Братья уже стояли рядом с ними, разглядывали чумазые лица, как вдруг вытащили из жмущейся друг к другу толпы белокожего голенастого подростка. Вытащили, и в четыре руки сорвали хлипкое рубище. Так Мара впервые предстала глазам Такайры - худая, узкобедрая, как мальчишка. Но полные груди торчали вызывающе, а взгляд ударил темнотой огромных зрачков из-под припухших век.

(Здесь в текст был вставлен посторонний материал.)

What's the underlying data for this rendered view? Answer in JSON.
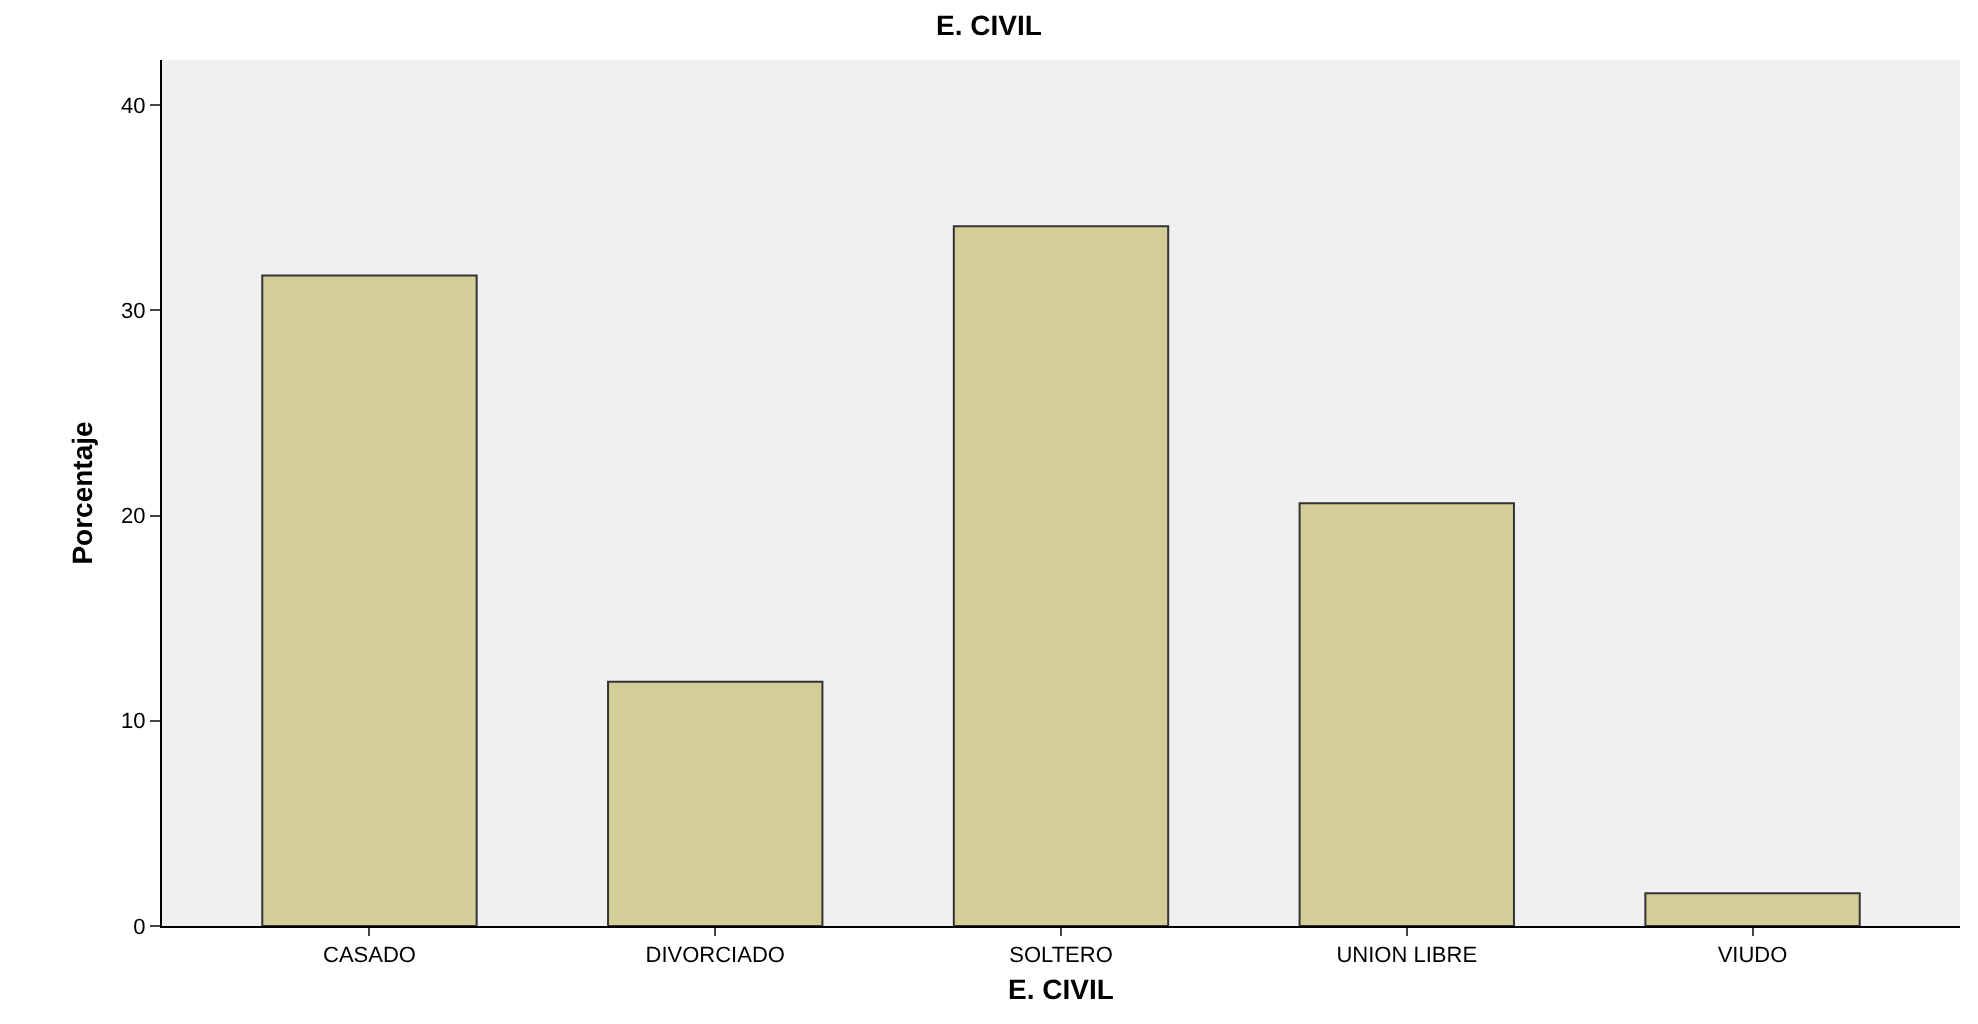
{
  "chart_data": {
    "type": "bar",
    "title": "E. CIVIL",
    "xlabel": "E. CIVIL",
    "ylabel": "Porcentaje",
    "categories": [
      "CASADO",
      "DIVORCIADO",
      "SOLTERO",
      "UNION LIBRE",
      "VIUDO"
    ],
    "values": [
      31.7,
      11.9,
      34.1,
      20.6,
      1.6
    ],
    "color": "#d3ce98",
    "ylim": [
      0,
      42.2
    ],
    "yticks": [
      0,
      10,
      20,
      30,
      40
    ],
    "grid": false
  }
}
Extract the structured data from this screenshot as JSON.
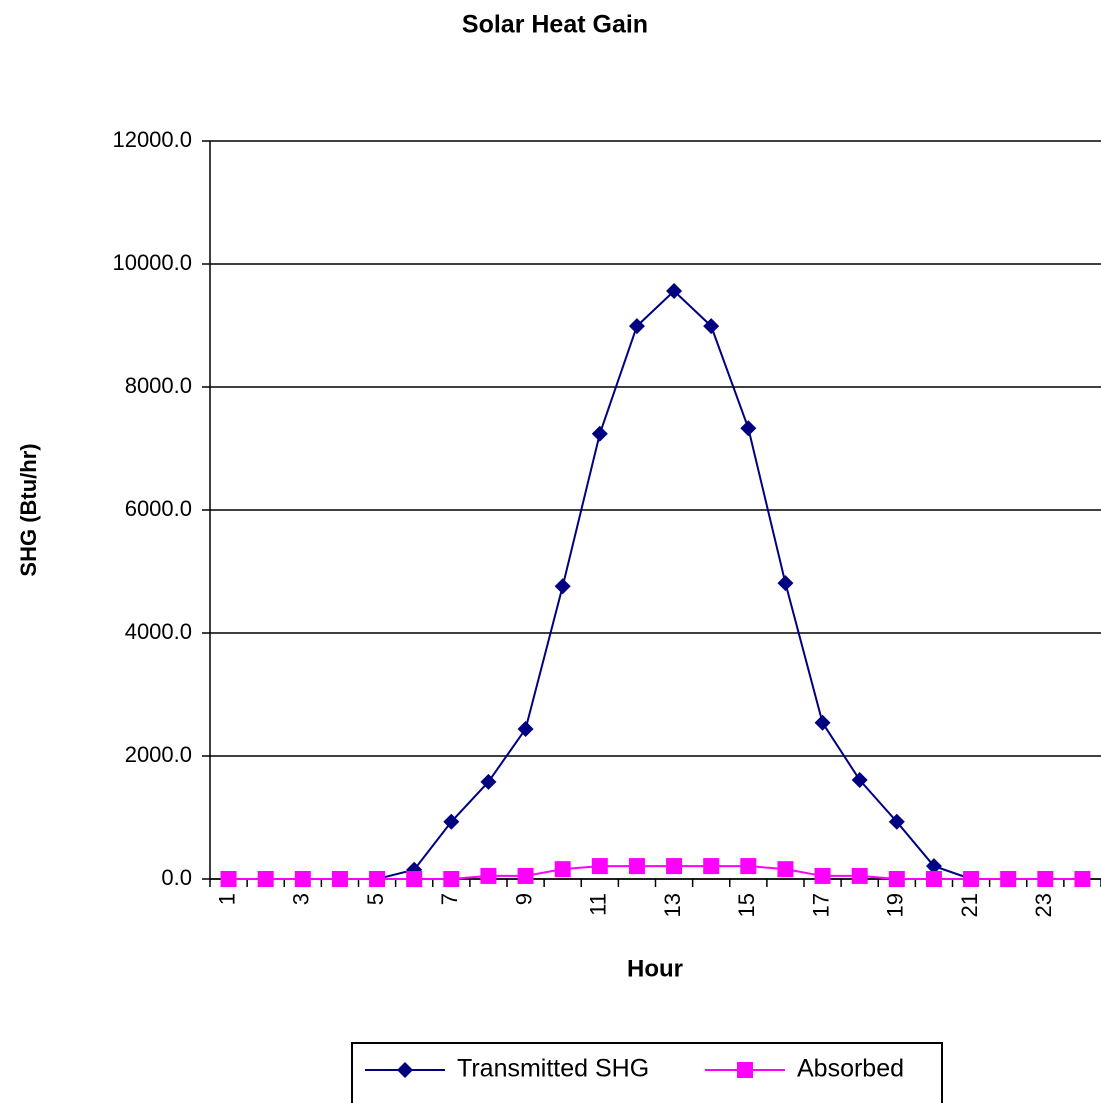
{
  "chart_data": {
    "type": "line",
    "title": "Solar Heat Gain",
    "x_label": "Hour",
    "y_label": "SHG (Btu/hr)",
    "categories": [
      "1",
      null,
      "3",
      null,
      "5",
      null,
      "7",
      null,
      "9",
      null,
      "11",
      null,
      "13",
      null,
      "15",
      null,
      "17",
      null,
      "19",
      null,
      "21",
      null,
      "23",
      null
    ],
    "series": [
      {
        "name": "Transmitted SHG",
        "color": "#000080",
        "marker": "diamond",
        "values": [
          0,
          0,
          0,
          0,
          0,
          150,
          930,
          1580,
          2440,
          4760,
          7240,
          8990,
          9560,
          8990,
          7330,
          4810,
          2540,
          1610,
          930,
          210,
          0,
          0,
          0,
          0
        ]
      },
      {
        "name": "Absorbed",
        "color": "#ff00ff",
        "marker": "square",
        "values": [
          0,
          0,
          0,
          0,
          0,
          0,
          0,
          50,
          50,
          160,
          210,
          210,
          210,
          210,
          210,
          160,
          50,
          50,
          0,
          0,
          0,
          0,
          0,
          0
        ]
      }
    ],
    "ylim": [
      0,
      12000
    ],
    "yticks": [
      {
        "value": 0,
        "label": "0.0"
      },
      {
        "value": 2000,
        "label": "2000.0"
      },
      {
        "value": 4000,
        "label": "4000.0"
      },
      {
        "value": 6000,
        "label": "6000.0"
      },
      {
        "value": 8000,
        "label": "8000.0"
      },
      {
        "value": 10000,
        "label": "10000.0"
      },
      {
        "value": 12000,
        "label": "12000.0"
      }
    ],
    "grid": true,
    "legend": "bottom"
  }
}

Малыш щелкнул замком основной цепи, удерживающей ножные браслеты. Однако люди сидели бездвижно и молча, словно не понимали, что происходит. Потребовалась пара оплеух от братьев, чтобы узники начали расползаться, кто куда, исчезая в лесных зарослях. Девушка между тем отступала назад, пока не уперлась спиной в расколотый надвое ствол. Братья одновременно оглянулись на Такайру, молчаливо спрашивая соизволения. Тот кивнул.
- Только быстро!
И принялся вытирать клинок, не обращая внимания ни на них, ни на девчонку. Жажда мести в его крови пела победную песнь - день удался. А если случится погоня, они уйдут от нее. Как всегда.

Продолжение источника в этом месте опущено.